Gill le dirigió una sonrisa cálida.
– Dicen que es por exceso de trabajo -comentó ella haciendo una pausa-. ¿A qué viene eso de «inspectora»?
Rebus se encogió de hombros y la miró enfurruñado. A su mala conciencia se mezclaba el recuerdo del desplante que ella le había hecho, aquel desaire que dio origen a todo lo que pasó después. Volvió a su papel de paciente, dejando hundir la cabeza en la almohada.
– Estoy muy enfermo, Gill. Muy enfermo para contestar preguntas.
– Bien, en ese caso no te pasaré los cigarrillos que me ha dado Jack Morton.

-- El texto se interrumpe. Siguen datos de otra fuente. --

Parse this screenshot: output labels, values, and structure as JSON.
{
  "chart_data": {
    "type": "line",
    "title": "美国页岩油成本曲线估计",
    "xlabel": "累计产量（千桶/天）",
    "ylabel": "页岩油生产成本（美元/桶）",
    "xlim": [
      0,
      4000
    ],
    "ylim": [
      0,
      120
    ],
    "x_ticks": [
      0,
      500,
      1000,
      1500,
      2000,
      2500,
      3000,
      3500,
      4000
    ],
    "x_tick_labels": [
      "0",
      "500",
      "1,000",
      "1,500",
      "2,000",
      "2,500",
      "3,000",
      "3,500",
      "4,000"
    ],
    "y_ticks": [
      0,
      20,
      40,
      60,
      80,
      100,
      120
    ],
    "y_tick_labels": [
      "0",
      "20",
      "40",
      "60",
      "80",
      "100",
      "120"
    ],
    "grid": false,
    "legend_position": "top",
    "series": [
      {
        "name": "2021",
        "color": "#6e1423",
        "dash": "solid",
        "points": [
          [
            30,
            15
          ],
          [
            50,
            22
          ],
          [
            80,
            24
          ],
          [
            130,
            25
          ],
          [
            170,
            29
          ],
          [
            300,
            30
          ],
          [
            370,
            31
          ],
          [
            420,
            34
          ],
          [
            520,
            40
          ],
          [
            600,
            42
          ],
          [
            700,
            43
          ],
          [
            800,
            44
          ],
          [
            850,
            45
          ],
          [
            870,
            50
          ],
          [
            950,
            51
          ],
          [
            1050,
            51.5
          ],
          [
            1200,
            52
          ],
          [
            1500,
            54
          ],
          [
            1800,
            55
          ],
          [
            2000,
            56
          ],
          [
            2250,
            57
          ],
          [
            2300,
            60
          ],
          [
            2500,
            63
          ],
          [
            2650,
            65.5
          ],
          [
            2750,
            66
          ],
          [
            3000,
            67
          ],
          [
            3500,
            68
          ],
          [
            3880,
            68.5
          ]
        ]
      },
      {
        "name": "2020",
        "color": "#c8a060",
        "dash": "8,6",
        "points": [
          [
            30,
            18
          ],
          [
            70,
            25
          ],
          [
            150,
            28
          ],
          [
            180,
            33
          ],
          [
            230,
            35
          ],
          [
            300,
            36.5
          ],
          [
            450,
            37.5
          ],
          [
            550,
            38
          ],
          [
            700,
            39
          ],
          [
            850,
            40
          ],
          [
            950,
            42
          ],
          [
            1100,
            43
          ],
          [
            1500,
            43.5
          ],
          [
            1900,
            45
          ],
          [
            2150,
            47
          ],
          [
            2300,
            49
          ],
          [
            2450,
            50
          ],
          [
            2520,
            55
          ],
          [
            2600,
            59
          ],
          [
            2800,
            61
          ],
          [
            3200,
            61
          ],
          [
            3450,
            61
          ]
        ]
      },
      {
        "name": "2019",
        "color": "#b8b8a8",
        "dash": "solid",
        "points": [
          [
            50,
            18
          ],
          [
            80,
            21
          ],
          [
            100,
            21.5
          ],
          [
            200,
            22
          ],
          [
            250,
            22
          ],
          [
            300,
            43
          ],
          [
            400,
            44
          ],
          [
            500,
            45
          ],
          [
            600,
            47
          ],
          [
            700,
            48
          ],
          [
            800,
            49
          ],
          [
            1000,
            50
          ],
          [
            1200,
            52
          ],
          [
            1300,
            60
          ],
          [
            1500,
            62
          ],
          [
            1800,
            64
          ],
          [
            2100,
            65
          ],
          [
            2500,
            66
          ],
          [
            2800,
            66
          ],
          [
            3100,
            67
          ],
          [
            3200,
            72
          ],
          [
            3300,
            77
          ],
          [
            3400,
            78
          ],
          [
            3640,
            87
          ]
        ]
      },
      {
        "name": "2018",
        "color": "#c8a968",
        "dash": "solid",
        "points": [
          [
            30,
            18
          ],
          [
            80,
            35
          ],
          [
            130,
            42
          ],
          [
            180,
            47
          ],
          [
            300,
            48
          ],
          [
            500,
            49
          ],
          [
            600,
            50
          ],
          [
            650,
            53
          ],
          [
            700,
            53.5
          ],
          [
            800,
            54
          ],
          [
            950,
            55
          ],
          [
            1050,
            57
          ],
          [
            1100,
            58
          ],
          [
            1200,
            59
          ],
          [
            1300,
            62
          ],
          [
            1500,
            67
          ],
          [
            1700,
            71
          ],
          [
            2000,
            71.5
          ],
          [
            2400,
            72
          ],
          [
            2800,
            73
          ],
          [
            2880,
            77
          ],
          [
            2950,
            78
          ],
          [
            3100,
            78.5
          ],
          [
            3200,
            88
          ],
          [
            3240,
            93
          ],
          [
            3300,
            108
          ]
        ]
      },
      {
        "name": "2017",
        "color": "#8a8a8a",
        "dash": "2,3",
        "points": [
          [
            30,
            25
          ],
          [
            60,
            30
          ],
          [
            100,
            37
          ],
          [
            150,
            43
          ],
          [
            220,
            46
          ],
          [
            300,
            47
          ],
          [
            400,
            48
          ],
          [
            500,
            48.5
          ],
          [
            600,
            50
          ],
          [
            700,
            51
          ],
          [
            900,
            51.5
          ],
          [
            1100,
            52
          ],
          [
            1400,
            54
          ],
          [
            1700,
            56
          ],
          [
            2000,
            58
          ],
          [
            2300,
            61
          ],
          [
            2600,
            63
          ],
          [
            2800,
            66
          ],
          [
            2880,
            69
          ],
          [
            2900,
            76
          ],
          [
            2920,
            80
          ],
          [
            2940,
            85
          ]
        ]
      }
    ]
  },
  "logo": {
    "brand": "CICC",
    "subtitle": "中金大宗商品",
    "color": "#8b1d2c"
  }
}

Rebus volvió a incorporarse.
– Que Dios le bendiga. ¿Dónde están?
Ella sacó dos cajetillas del bolsillo de la chaqueta y las introdujo bajo la sábana. Él le agarró la mano.
– Te echo de menos, Gill.
Ella sonrió sin retirar la mano.
Dado que la visita sin límite de tiempo era prerrogativa de la policía, Gill permaneció dos horas con él contándole cosas de su vida y haciéndole preguntas sobre la suya. Ella había nacido después de la guerra en una base aérea de Wiltshire. Le explicó que su padre era mecánico de la RAF.
– Mi padre -dijo Rebus- sirvió en el ejército durante la guerra. Me concibieron en uno de sus últimos permisos. Era hipnotizador profesional. -Siempre que lo mencionaba, su interlocutor solía enarcar una ceja, pero Gill Templer no mostró ninguna sorpresa-. Actuaba en auditorios y teatros, y a veces, en verano, en Blackpool, Ayr y sitios por estilo, así que siempre sabíamos que pasaríamos las vacaciones fuera de Fife.